Unfortunately, it will take decades of education and advocacy work before we can completely erase the prejudices that our families face. It’s one of those things that we need to keep chipping away at. Although the progress might be slow, it’s still encouraging to see how perceptions and ways of thinking are starting to shift.
Hopefully our children’s generation will be more accepting of diverse families through education from a very young age. Rainbow Families collaborate on and create various resources for schools and early learning centres to help them embed LGBTQ+ inclusion in their schools from very early on.
When it comes to workplaces, Diversity, Equity and Inclusion training programs are becoming increasingly popular and in demand, which is great. However while DEI initiatives will help to reduce some of the discrimination our families currently face in the workplaces, more is needs to be done as a follow through.
Our advocacy work is geared towards calling out the various forms of discrimination our families experience and working to reduce the instances of them happening again in the future. By raising awareness through education, we have the opportunity to build more allies to join us and make our voices lounder in calling out prejudices and discrimination.
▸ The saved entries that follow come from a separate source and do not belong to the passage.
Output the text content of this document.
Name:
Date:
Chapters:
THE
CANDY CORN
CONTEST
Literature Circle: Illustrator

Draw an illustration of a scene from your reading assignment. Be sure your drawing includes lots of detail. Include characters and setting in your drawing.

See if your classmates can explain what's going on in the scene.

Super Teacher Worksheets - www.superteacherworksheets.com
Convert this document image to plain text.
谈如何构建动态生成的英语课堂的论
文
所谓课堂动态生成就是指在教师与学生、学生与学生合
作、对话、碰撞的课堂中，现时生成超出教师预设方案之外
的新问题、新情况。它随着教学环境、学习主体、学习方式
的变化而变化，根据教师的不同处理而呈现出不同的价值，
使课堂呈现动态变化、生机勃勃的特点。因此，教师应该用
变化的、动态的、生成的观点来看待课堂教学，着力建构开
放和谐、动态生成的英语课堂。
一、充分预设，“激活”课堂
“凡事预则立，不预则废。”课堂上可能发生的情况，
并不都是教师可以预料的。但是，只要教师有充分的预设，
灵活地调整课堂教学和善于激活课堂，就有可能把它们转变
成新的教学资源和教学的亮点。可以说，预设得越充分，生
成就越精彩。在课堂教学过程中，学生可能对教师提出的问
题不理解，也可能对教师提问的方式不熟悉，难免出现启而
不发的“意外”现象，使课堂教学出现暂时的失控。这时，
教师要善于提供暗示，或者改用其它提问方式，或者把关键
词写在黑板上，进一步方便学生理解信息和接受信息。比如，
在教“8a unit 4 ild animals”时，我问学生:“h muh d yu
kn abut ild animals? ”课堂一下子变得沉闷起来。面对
Self advocacy is exhausting and emotionally taxing, which is why we need our allies to have our backs.
Can you tell us your vision of the future and how you plan to achieve it?
Rainbow Families’ long term vision is to create a world where Rainbow Families as an organisation is unnecessary because our families get treated the exact same way any other family is. We want to build a nation where all LGBTQ+ families can legally, openly and safely live in full equality.
Our vision is to enable rainbow families, parents and children to thrive and be celebrated by fighting systemic invisibility and discrimination.
We have a number of training programs, resources and events to help us move the needle on our vision such as our Inclusion and Diversity training for adults and organisations. We are also working on a number of projects that are aimed at driving intergenerational change and increasing acceptance and understanding of diverse families.
Our Early Childhood Australia partnership training package which will allow all early childhood centres to provide opportunities for preschoolers to see family diversity which will promote acceptance of our families in the next generation of kids.